Mesmo assim, e é absolutamente normal, cada movimento, cada partido sempre querendo manter suas especificidades, será necessário um mínimo de coordenação para que se possa marchar separados, mas atacar juntos.

Ao mesmo tempo, é preciso ter consciência de que a constituição de "Frentes de Libertação Nacional"[2] põe problemas gigantescos. Elas terão de incluir um verdadeiro programa de "salvação pública", que os governos dessas "Frentes" terão de pôr em prática, não só para desmontar o euro, mas também para organizar a economia no "dia seguinte". 

Esse programa implica esforço particular no domínio dos investimentos, mas também uma nova regra de gestão da moeda, e novas regras para a ação do Estado na economia, uma nova concepção do que será a União Europeia e, no caso da França, em particular, uma reforma geral do sistema fiscal. 

Assim se desliza, quase sem percebermos, de uma lógica da saída ou do desmonte do euro, para uma lógica de reorganização da economia. É deslizamento inevitável, e tem um  grande precedente histórico: o "Programme du Conseil National de la Résistance" [Programa do Conselho Nacional da Resistência], CNR, durante a 2ª Guerra Mundial. A Resistência não tinha o único objetivo de expulsar da França o exército alemão. A Resistência tinha plena consciência de que seria preciso reconstruir o país, e que essa reconstrução não poderia levar de volta ao país que tivéramos em 1939. E aí estamos nós, hoje. 

A ideia da Frentes de Libertação Nacional é, sem dúvida, ideia muito poderosa, tanto na França como na Itália.

Le Figaro: O fracasso da esquerda dita radical abre a porta aos extremismos?

Jacques Sapir: Absolutamente não houve fracasso algum de nenhuma esquerda dita radical. O que se viu e vê-se na Grécia é, de fato, um esclarecimento, uma clareada na situação. Mas se a esquerda radical não conseguir superar seus preconceitos e reticências, muito dos quais podem ser perfeitamente justificáveis, em relação aos movimentos soberanistas, se a aliança das "Frentes de Libertação Nacional" de que Fassina fala em seu apelo, fracassa, nesse caso, sim, há grande risco de os eleitores, em diferentes países joguem-se nos braços de movimentos extremistas. Por isso, e insisto nesse ponto, é preciso deixar de lado o sectarismo, os 'tribunais de opinião' e os xingamentos de vestiário.

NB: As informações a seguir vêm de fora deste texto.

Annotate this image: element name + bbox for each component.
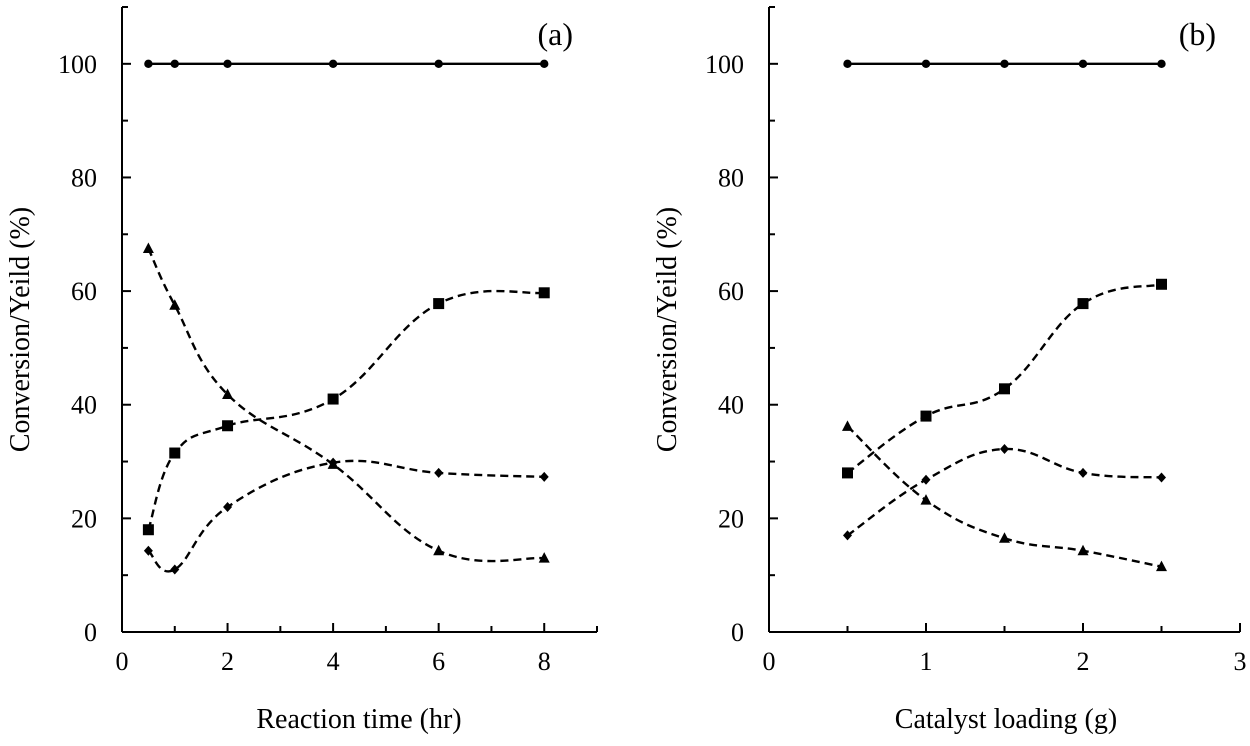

Le Figaro: Yanis Varoufakis vai encontrar Arnaud Montebourg nesse fim de semana. Show midiático ou início de uma aliança promissora?

Jacques Sapir: Com certeza, as duas coisas! Com Arnaud Montebourg e Yanis Varoufakis, o espetáculo é garantido. Mas isso, que é da lógica das coisas, não é necessariamente um obstáculo. Erro grave seria, isso sim, ver aí apenas um show. De fato, o contexto desse encontro é muito real. Trata-se de associar segmentos das forças socialistas, a essa aliança que está em vias de tomar forma. 

Desse ponto de vista, é importante que Arnaud Montebourg esclareça logo, bem rapidamente, a sua posição quanto ao euro, porque, entre essa aliança antieuro e as forças sociais-liberais rapidamente já não haverá mais lugares. *****

* Jacques Sapir dirige o grupo de pesquisa Irses na FMSH, e co-organiza, com o Institut de prévision de l'économie nationale (IPEN-ASR) o seminário franco-russo sobre problemas financeiros e monetários do desenvolvimento da Rússia. Publica regularmente em seu blog, RussEurope.

[1] Fassina S., "For an alliance of national liberation fronts", artigo publicado no Blog de Yanis Varoufakis por Stefano Fassina, membro do Parlamento, 27/7/2015.
[2] É expressão de Stefano Fassina traduzida do inglês, do artigo Fassina S., "For an alliance of national liberation fronts".